Extinction is not to be understood here as the termination of a biological species, but rather as that which levels the transcendence ascribed to the human, whether it be that of consciousness or Dasein, stripping the latter of its privilege as the locus of correlation (cf. Chapter 3).


Thus, if the extinction of the sun is catastrophic, this is because it disarticulates the correlation. Unlike the model of death which, at least since Hegel, has functioned as the motor of philosophical speculation, it does not constitute an internal limit for thought, providing the necessary spur for thought to overstep its own bounds and thereby incorporating what was supposed to be exterior to it. Thought is perfectly capable of transcending the limits it has posited for itself. But the extinction of the sun is not a limit of or for thought.
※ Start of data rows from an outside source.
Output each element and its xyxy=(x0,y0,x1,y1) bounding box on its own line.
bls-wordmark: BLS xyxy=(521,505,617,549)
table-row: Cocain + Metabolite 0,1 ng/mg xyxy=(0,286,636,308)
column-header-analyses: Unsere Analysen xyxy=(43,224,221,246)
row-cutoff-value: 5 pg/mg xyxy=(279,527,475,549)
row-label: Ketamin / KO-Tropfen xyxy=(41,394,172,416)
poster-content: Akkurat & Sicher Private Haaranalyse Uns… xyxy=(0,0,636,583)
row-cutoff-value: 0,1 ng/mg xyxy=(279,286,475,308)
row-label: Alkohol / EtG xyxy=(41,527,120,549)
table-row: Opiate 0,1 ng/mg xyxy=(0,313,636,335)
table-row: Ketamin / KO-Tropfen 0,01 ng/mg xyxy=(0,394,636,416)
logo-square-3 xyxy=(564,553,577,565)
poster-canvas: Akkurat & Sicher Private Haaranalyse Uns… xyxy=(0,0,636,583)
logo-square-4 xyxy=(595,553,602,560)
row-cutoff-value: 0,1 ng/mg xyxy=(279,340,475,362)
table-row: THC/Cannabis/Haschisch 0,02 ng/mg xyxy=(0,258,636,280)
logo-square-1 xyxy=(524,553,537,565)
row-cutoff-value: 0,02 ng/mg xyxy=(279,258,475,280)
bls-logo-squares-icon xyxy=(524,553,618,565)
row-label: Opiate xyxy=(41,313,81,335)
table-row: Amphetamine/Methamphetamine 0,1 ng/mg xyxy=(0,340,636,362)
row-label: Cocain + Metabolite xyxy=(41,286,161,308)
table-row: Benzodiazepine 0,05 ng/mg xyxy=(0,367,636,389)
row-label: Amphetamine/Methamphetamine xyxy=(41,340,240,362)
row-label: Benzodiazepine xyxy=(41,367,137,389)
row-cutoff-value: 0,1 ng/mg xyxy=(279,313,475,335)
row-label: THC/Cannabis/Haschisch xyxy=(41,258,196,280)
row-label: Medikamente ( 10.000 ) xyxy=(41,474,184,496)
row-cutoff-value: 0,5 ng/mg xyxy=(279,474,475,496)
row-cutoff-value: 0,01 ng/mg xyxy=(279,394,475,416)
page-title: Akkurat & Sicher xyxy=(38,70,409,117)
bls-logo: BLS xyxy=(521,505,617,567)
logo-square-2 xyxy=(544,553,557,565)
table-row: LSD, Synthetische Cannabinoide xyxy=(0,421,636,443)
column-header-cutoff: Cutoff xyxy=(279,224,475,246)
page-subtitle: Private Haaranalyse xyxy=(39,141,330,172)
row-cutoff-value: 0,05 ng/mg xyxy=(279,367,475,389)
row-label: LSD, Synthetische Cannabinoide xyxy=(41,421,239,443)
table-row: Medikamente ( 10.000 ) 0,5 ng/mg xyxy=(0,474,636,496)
In this regard, it annuls the relationship to death from which philosophical thought drew sustenance.


Or as Lyotard puts it:


With the disappearance of earth, thought will have stopped – leaving

that disappearance absolutely unthought of. It’s the horizon itself

that will be abolished and, with its disappearance, [the phenomenologist’s]

transcendence in immanence as well. If, as a limit, death

really is what escapes and is deferred and as a result what thought has

to deal with, right from the beginning – this death is still only the life

of our minds. But the death of the sun is a death of mind, because it

is the death of death as the life of the mind.

(Lyotard 10)


The only way of rendering this death conceivable, and hence of turning the death of death into a death like any other, is by separating the future of thought from the fate of the human body:


Thought without a body is the prerequisite for thinking of the death

of all bodies, solar or terrestrial, and of the death of thoughts that are

inseparable from those bodies. But ‘without a body’ in this exact

sense: without the complex living terrestrial organism known as the

human body. Not without hardware, obviously.